关于匹配 pdf 坐标的任何帮助,我从 PDFTextStripper -> processTextPosition 获得视觉坐标
使用版本 1.8.11
正如评论中所讨论的,这是 DrawPrintTextLocations 工具的 1.8 版本,它是 2.0 版本示例集合的一部分,并且基于更为人所知的 PrintTextLocations 示例。与 2.0 版本不同,这个版本不显示字体边界框,只显示文本提取大小,大约是一个小字形(a、e 等)的高度。它用作文本提取的启发式工具。这就是这里 "the textpositions i'm getting are halfed" 效果的原因。如果您需要边界框,最好使用 2.0(可能太大)。要获得精确的大小,您必须计算每个字形的路径并获得该字形的边界,同样,您需要该字形的 2.0 版本。
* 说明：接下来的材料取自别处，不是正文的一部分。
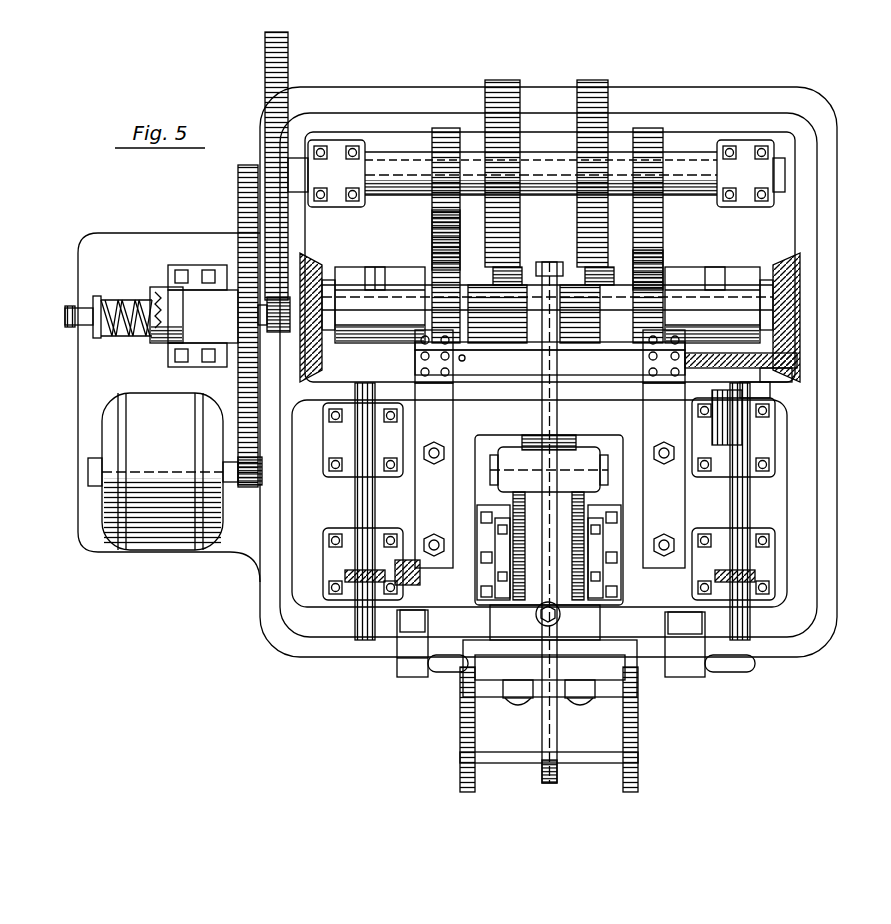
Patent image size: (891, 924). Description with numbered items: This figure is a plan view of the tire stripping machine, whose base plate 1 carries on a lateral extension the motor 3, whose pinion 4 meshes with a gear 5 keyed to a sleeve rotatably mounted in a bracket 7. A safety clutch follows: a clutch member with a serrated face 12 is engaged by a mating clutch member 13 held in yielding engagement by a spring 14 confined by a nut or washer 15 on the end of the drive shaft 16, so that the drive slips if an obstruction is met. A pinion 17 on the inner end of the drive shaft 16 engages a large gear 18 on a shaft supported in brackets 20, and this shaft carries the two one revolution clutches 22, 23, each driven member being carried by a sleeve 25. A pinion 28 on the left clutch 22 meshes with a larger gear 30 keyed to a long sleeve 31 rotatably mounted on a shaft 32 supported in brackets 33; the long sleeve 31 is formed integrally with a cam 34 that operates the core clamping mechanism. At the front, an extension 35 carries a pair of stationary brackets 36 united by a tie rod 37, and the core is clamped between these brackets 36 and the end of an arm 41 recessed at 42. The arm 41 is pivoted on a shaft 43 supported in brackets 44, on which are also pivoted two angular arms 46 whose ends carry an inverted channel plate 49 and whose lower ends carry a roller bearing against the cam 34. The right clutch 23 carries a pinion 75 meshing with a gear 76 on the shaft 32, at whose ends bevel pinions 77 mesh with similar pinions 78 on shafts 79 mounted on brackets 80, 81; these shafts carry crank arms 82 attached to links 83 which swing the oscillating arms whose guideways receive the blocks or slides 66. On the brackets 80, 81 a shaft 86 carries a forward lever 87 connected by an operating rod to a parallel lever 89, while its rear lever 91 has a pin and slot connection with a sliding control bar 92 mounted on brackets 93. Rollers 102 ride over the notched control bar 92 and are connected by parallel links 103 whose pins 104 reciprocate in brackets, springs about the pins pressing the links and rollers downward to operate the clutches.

The base plate 1 is at (778, 95).
The motor 3 is at (163, 471).
The pinion 4 is at (252, 487).
The gear 5 is at (241, 386).
The bracket 7 is at (194, 358).
The serrated face 12 is at (170, 290).
The mating clutch member 13 is at (153, 285).
The spring 14 is at (116, 300).
The nut or washer 15 is at (84, 314).
The drive shaft 16 is at (110, 330).
The pinion 17 is at (283, 335).
The large gear 18 is at (288, 52).
The brackets 20 is at (541, 173).
The one revolution clutch 22 is at (502, 80).
The one revolution clutch 23 is at (600, 98).
The sleeve 25 is at (402, 160).
The pinion 28 is at (442, 127).
The gear 30 is at (432, 225).
The long sleeve 31 is at (483, 290).
The shaft 32 is at (350, 290).
The brackets 33 is at (395, 285).
The cam 34 is at (548, 262).
The extension 35 is at (630, 705).
The stationary brackets 36 is at (460, 732).
The tie rod 37 is at (596, 763).
The arm 41 is at (562, 612).
The recess 42 is at (557, 768).
The shaft 43 is at (598, 450).
The brackets 44 is at (585, 495).
The angular arms 46 is at (538, 440).
The inverted channel plate 49 is at (610, 583).
The blocks or slides 66 is at (515, 698).
The pinion 75 is at (655, 128).
The gear 76 is at (663, 258).
The bevel pinions 77 is at (306, 266).
The bevel pinions 78 is at (792, 376).
The shafts 79 is at (760, 640).
The brackets 80 is at (848, 440).
The brackets 81 is at (333, 547).
The crank arms 82 is at (398, 660).
The links 83 is at (452, 672).
The shaft 86 is at (750, 490).
The lever 87 is at (755, 576).
The parallel lever 89 is at (400, 585).
The lever 91 is at (770, 392).
The sliding control bar 92 is at (797, 355).
The brackets 93 is at (456, 420).
The roller 102 is at (460, 358).
The parallel links 103 is at (532, 344).
The pins 104 is at (445, 398).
public class DrawPrintTextLocations extends PDFTextStripper
{
private BufferedImage image;
private final String filename;
static final int SCALE = 4;
private Graphics2D g2d;
private final PDDocument document;
/**
* Instantiate a new PDFTextStripper object.
*
* @param document
* @param filename
* @throws IOException If there is an error loading the properties.
*/
public DrawPrintTextLocations(PDDocument document, String filename) throws IOException
{
this.document = document;
this.filename = filename;
}
/**
* This will print the documents data.
*
* @param args The command line arguments.
*
* @throws IOException If there is an error parsing the document.
*/
public static void main(String[] args) throws IOException
{
if (args.length != 1)
{
usage();
}
else
{
PDDocument document = null;
try
{
document = PDDocument.load(new File(args[0]));
DrawPrintTextLocations stripper = new DrawPrintTextLocations(document, args[0]);
stripper.setSortByPosition(true);
for (int page = 0; page < document.getNumberOfPages(); ++page)
{
stripper.stripPage(page);
}
}
finally
{
if (document != null)
{
document.close();
}
}
}
}
private void stripPage(int page) throws IOException
{
PDPage pdPage = (PDPage) document.getDocumentCatalog().getAllPages().get(page);
image = pdPage.convertToImage(BufferedImage.TYPE_INT_RGB, 72 * SCALE);
PDRectangle cropBox = pdPage.getCropBox();
g2d = image.createGraphics();
g2d.setStroke(new BasicStroke(0.1f));
g2d.scale(SCALE, SCALE);
setStartPage(page + 1);
setEndPage(page + 1);
Writer dummy = new OutputStreamWriter(new ByteArrayOutputStream());
writeText(document, dummy);
// beads in green
g2d.setStroke(new BasicStroke(0.4f));
List<PDThreadBead> pageArticles = pdPage.getThreadBeads();
for (PDThreadBead bead : pageArticles)
{
PDRectangle r = bead.getRectangle();
GeneralPath p = transform(r, Matrix.getTranslatingInstance(-cropBox.getLowerLeftX(), cropBox.getLowerLeftY()));
AffineTransform flip = new AffineTransform();
flip.translate(0, pdPage.findCropBox().getHeight());
flip.scale(1, -1);
Shape s = flip.createTransformedShape(p);
g2d.setColor(Color.green);
g2d.draw(s);
}
g2d.dispose();
String imageFilename = filename;
int pt = imageFilename.lastIndexOf('.');
imageFilename = imageFilename.substring(0, pt) + "-marked-" + (page + 1) + ".png";
ImageIO.write(image, "png", new File(imageFilename));
}
/**
* Override the default functionality of PDFTextStripper.
*/
@Override
protected void writeString(String string, List<TextPosition> textPositions) throws IOException
{
for (TextPosition text : textPositions)
{
System.out.println("String[" + text.getXDirAdj() + ","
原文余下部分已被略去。